Google unveiled a new logo on Tuesday morning, and it’s already been the subject of a slew of aesthetic critiques, including a positive review by Slate Web designer Derreck Johnson. When it comes to corporate logos, details like font and color matter, as do stylistic flourishes like an upward-tilted “e.”

But Google’s new logo isn’t just about looks. It’s about scalability and action, and it tells us a lot about the future of branding in a world of smartphones, smartwatches, GIFs, and mobile video.

As Fast Company’s Mark Wilson explains, sans serif fonts like Google’s new “product sans” are more legible than serif fonts when shrunk to fit on tiny screens, like those on Google Glass or Android Wear devices. Phablets and the HoloLens notwithstanding, the screens on which we do our computing are not likely to be getting much bigger anytime soon.

It isn’t just Google that needs to adapt its marketing to the mobile age. As other brands follow suit, serifs may be headed the way of calligraphy.

It’s also worth noting that Google’s new logo isn’t just one logo. There’s a new version of the iconic four-color, six-letter “Google” logo that appears when you visit Google.com, yes. But there’s also a new, four-color “G” that will stand in for the full word in more compact settings, like the Google app icon. (It replaces the plain blue lower-case “g” in these contexts.)
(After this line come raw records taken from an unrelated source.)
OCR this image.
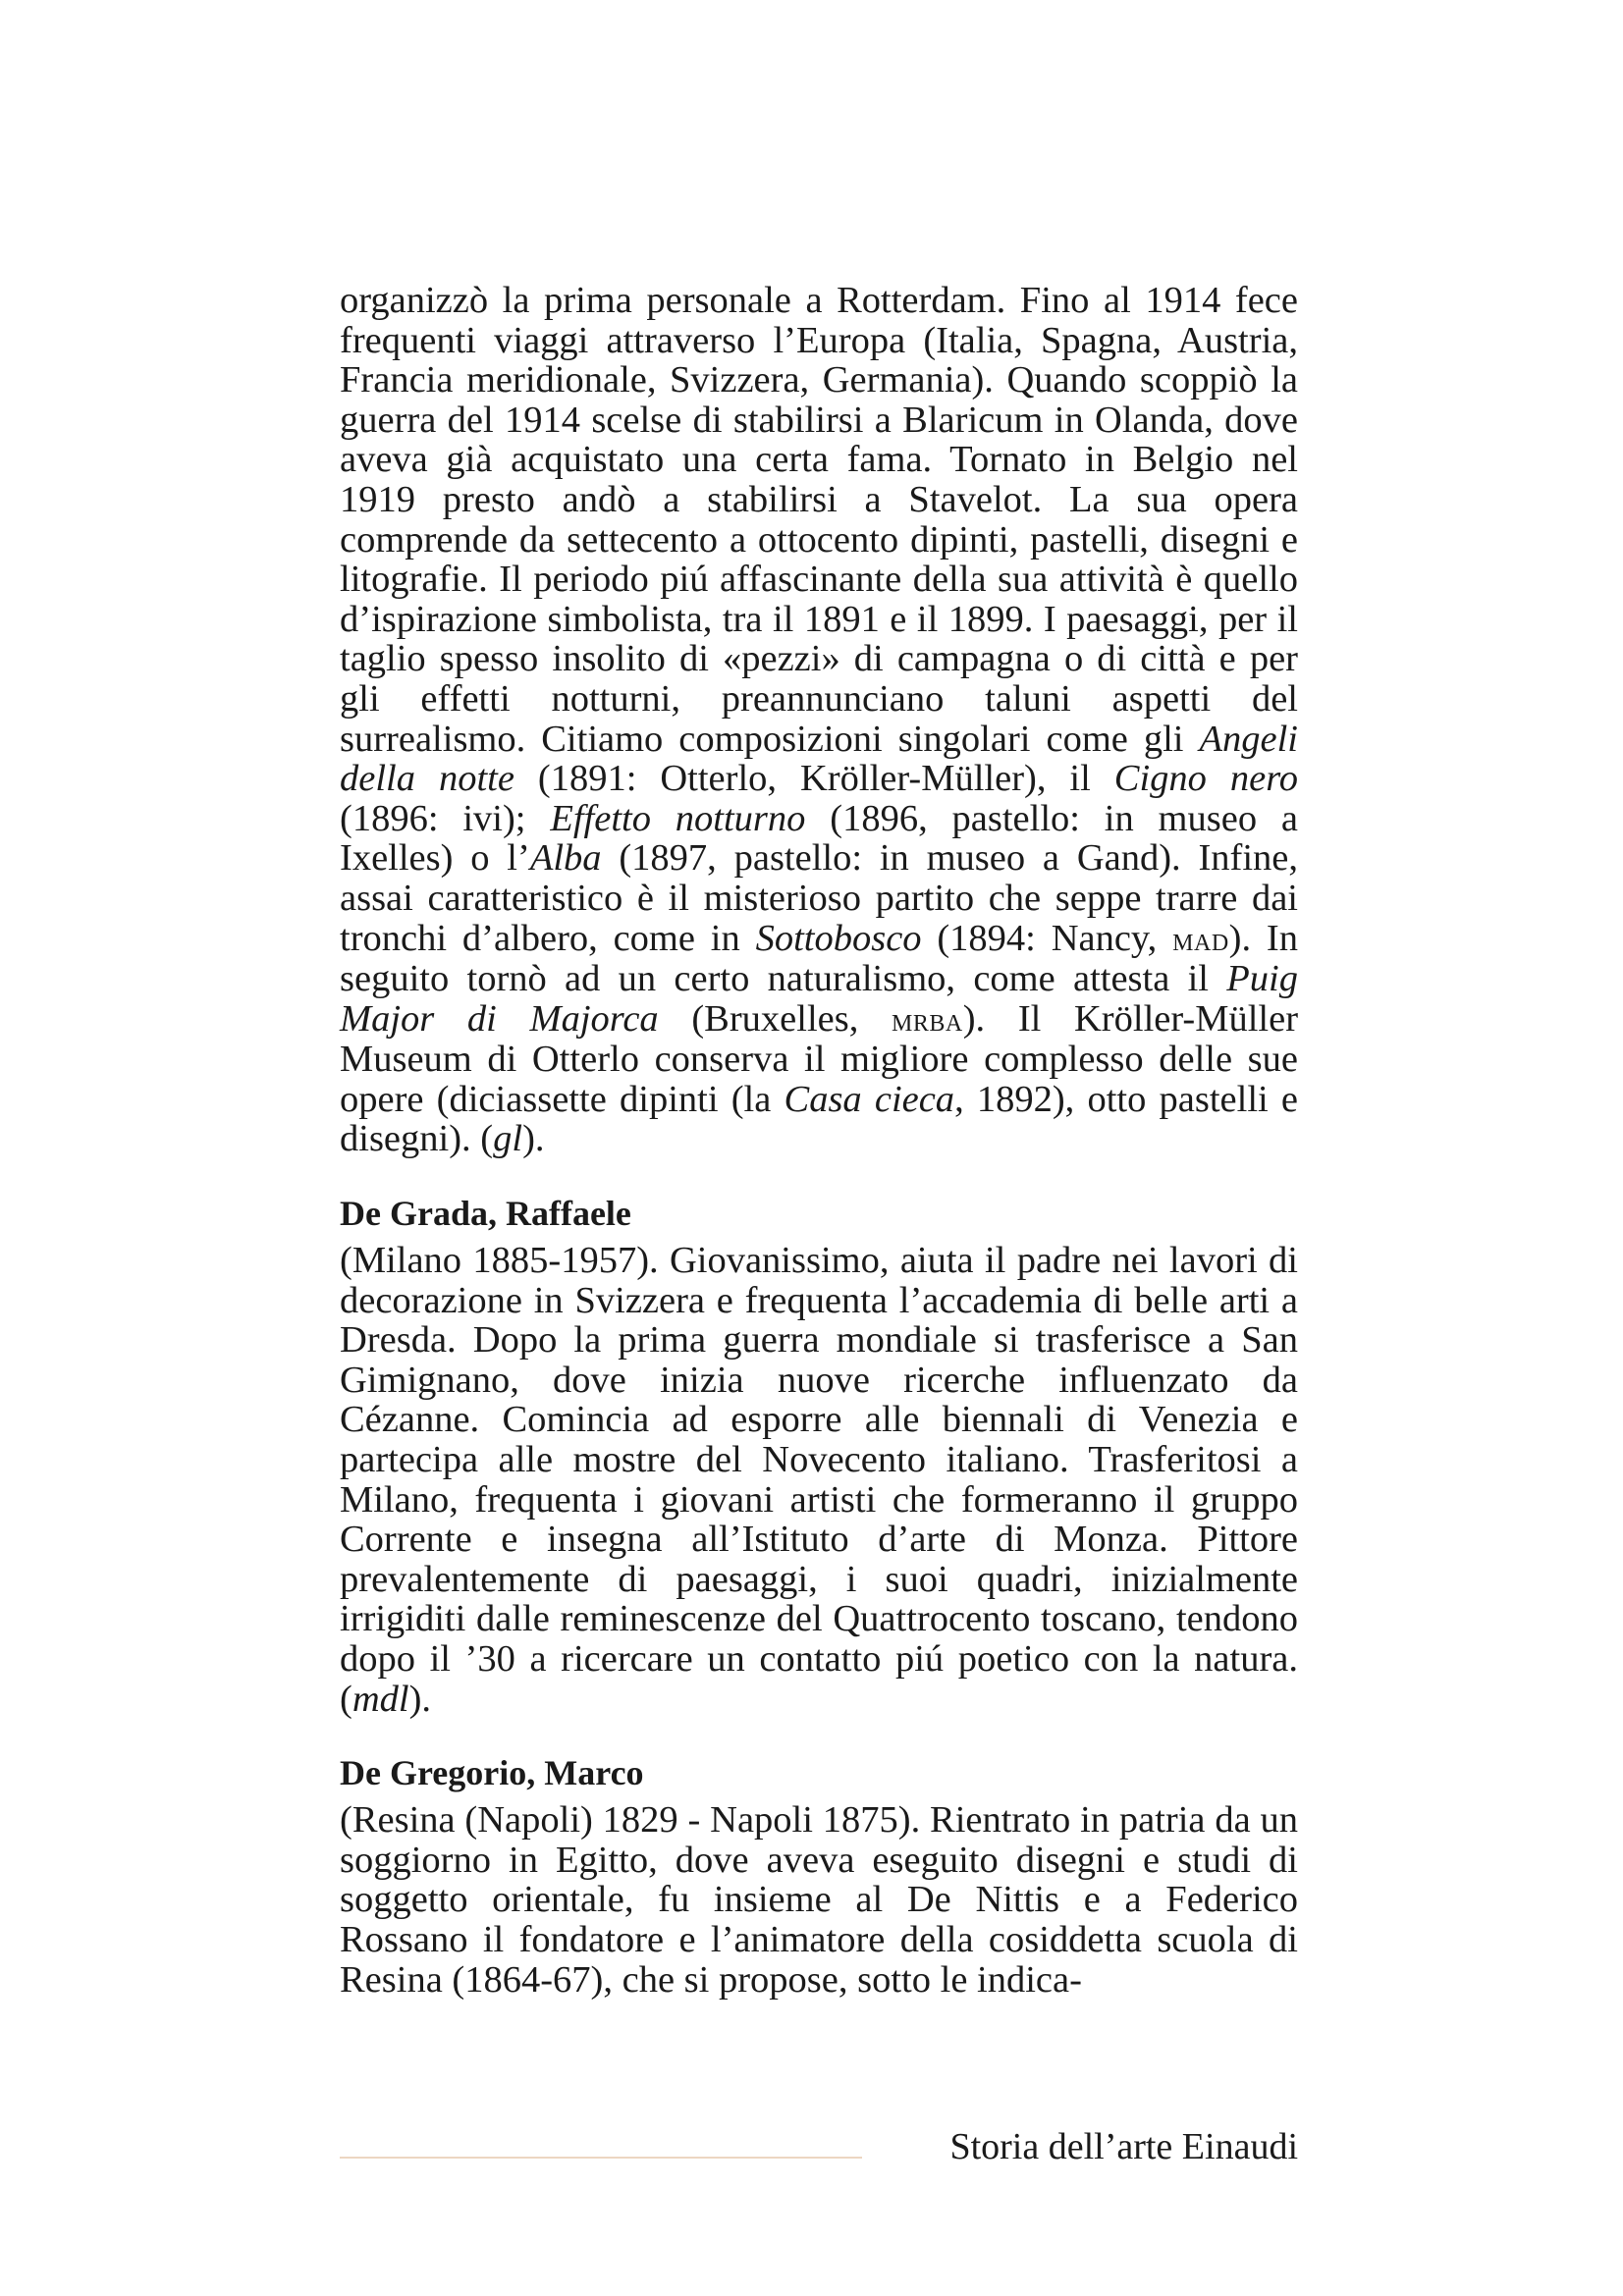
organizzò la prima personale a Rotterdam. Fino al 1914 fece frequenti viaggi attraverso l’Europa (Italia, Spagna, Austria, Francia meridionale, Svizzera, Germania). Quando scoppiò la guerra del 1914 scelse di stabilirsi a Blaricum in Olanda, dove aveva già acquistato una certa fama. Tornato in Belgio nel 1919 presto andò a stabilirsi a Stavelot. La sua opera comprende da settecento a ottocento dipinti, pastelli, disegni e litografie. Il periodo piú affascinante della sua attività è quello d’ispirazione simbolista, tra il 1891 e il 1899. I paesaggi, per il taglio spesso insolito di «pezzi» di campagna o di città e per gli effetti notturni, preannunciano taluni aspetti del surrealismo. Citiamo composizioni singolari come gli Angeli della notte (1891: Otterlo, Kröller-Müller), il Cigno nero (1896: ivi); Effetto notturno (1896, pastello: in museo a Ixelles) o l’Alba (1897, pastello: in museo a Gand). Infine, assai caratteristico è il misterioso partito che seppe trarre dai tronchi d’albero, come in Sottobosco (1894: Nancy, mad). In seguito tornò ad un certo naturalismo, come attesta il Puig Major di Majorca (Bruxelles, mrba). Il Kröller-Müller Museum di Otterlo conserva il migliore complesso delle sue opere (diciassette dipinti (la Casa cieca, 1892), otto pastelli e disegni). (gl).

De Grada, Raffaele

(Milano 1885-1957). Giovanissimo, aiuta il padre nei lavori di decorazione in Svizzera e frequenta l’accademia di belle arti a Dresda. Dopo la prima guerra mondiale si trasferisce a San Gimignano, dove inizia nuove ricerche influenzato da Cézanne. Comincia ad esporre alle biennali di Venezia e partecipa alle mostre del Novecento italiano. Trasferitosi a Milano, frequenta i giovani artisti che formeranno il gruppo Corrente e insegna all’Istituto d’arte di Monza. Pittore prevalentemente di paesaggi, i suoi quadri, inizialmente irrigiditi dalle reminescenze del Quattrocento toscano, tendono dopo il ’30 a ricercare un contatto piú poetico con la natura. (mdl).

De Gregorio, Marco

(Resina (Napoli) 1829 - Napoli 1875). Rientrato in patria da un soggiorno in Egitto, dove aveva eseguito disegni e studi di soggetto orientale, fu insieme al De Nittis e a Federico Rossano il fondatore e l’animatore della cosiddetta scuola di Resina (1864-67), che si propose, sotto le indica-

Storia dell’arte Einaudi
Most interestingly, as you can see in the GIF at the top of this story, Google’s logos no longer just sit there on the page. Rather, they’re built to respond to certain actions with animations that convey the type of computing that’s going on. For instance, Fast Company’s Wilson notes, when you begin a voice search:

The Google logo will morph from “Google” into the dots, which undulate like water in anticipation of your query. As you talk, the dots will become an equalizer, reacting to the sound of your vocalizations. Then when you’re done talking, the waveform become dots again, which spin as Google looks up your results. Then once the results are presented, the dots return to good old “Google” again.

The animation is a clever touch, and one that makes particular sense for a brand like Google whose products are fundamentally interactive. Yahoo started down this path a couple of years ago with a new logo whose exclamation point dances. Dropbox has an animated box logo that opens and closes while you wait for something to happen. Among the first to animate its logo on the Web was Netscape, whose animated “N” became a symbol of the frustration involved in waiting for a bloated browser to load.

Google’s logo change is emblematic of the Web’s broader move from static, skeuomorphic, “page”-based design to something more fluid and adaptable. For better or worse, dancing logos could become as much a fabric of the mobile Internet as responsive design and autoplay videos. (Of course, Internet companies didn’t invent the animated logo—think of Pixar’s lamp, or even MGM’s roaring lion.)

In Google’s case, the animation is meant as a visual cue that something is happening: speakers listening, cloud servers processing. But I doubt other brands will feel constrained to limit their logo-motion to such apt use cases. For advertisers, animated logos may become just another way to grab an instant of your attention in a mobile landscape where it’s more precious than ever.